Methodology for Chart titled “Performance of Different Quality Measures for U.S. Large Cap Stocks (12/31/19 to 6/30/20)”: The stock universe for the figure is the Solactive U.S. Large Cap Index. Beta refers to a measure of stock price variability relative to the underlying index, in this case the S&P 500, and is calculated using FactSet data over the prior 3-year period. Leverage is based on Distillate Capital’s proprietary measure of indebtedness which looks at the ratio of adjusted net debt to an adjusted measure of forecast Earnings Before Interest, Taxation, Depreciation, and Amortization (EBITDA). For each grouping, stocks without data were excluded and the remainder were sorted into thirds labeled low, medium, and high. In 2020 through June 30, the low beta group underperformed the high beta group, indicating that beta, on its own and as measured in the description above, was not a meaningful differentiator of performance during this period. Stocks with low leverage, as measured above, outperformed high leverage stocks, indicating that this measure of quality saw more differentiation in stock returns over the aforementioned time period.

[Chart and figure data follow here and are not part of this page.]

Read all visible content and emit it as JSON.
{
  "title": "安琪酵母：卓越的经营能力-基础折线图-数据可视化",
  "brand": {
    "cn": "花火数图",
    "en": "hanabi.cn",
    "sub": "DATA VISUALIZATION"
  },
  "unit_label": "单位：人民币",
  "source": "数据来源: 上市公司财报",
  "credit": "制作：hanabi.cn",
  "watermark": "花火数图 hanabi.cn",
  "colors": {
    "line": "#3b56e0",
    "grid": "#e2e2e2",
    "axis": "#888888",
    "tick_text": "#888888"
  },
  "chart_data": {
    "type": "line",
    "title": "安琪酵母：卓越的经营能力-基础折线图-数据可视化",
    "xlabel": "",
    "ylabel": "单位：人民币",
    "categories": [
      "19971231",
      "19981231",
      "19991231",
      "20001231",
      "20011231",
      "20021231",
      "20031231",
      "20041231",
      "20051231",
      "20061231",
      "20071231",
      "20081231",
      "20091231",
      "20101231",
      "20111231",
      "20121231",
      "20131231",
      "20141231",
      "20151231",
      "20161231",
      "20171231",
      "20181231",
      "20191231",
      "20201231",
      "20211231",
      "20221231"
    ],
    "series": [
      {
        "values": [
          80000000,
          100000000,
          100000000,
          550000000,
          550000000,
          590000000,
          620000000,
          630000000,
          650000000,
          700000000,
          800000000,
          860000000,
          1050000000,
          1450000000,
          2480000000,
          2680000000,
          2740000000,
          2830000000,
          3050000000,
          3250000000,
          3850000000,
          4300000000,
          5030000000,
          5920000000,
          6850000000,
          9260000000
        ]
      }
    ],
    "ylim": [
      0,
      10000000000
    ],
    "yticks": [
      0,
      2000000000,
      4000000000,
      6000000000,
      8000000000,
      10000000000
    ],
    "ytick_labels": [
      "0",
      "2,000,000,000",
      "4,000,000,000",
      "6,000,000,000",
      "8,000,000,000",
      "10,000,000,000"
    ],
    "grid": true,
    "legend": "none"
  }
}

The S&P 500 Index is an index of roughly the largest 500 U.S. listed stocks maintained by Standard & Poor’s.
For purposes of comparison, the iShares Russell 1000 Value ETF is used as a proxy for its underlying index, the Russell 1000 Value Index, which is a stock index managed by FTSE Russell representing mid- and large-capitalization U.S.-listed stocks that appear inexpensive on FTSE Russell’s valuation criteria. The iShares Russell 1000 Value ETF aims to track this underlying index and carries an expense ratio of 0.19%. DSTL tracks the Distillate U.S. Fundamental Stability & Value Index, an index of roughly 100 large-capitalization stocks that exhibit attractive quality and valuation characteristics based on Distillate Capital’s proprietary measures. DSTL carries an expense ratio of 0.39%. Comparing the risks of these ETFs, DSTL might be expected to underperform broad market indexes when stocks with low market prices relative to their cash flow underperform; whereas the iShares Russell 1000 Value ETF might be expected to underperform when stocks with low market prices relative to their book value underperform.
Indices are not available for direct investment. Investment in a security or strategy designed to replicate the performance of an index will incur expenses, such as management fees and transaction costs, which would reduce returns.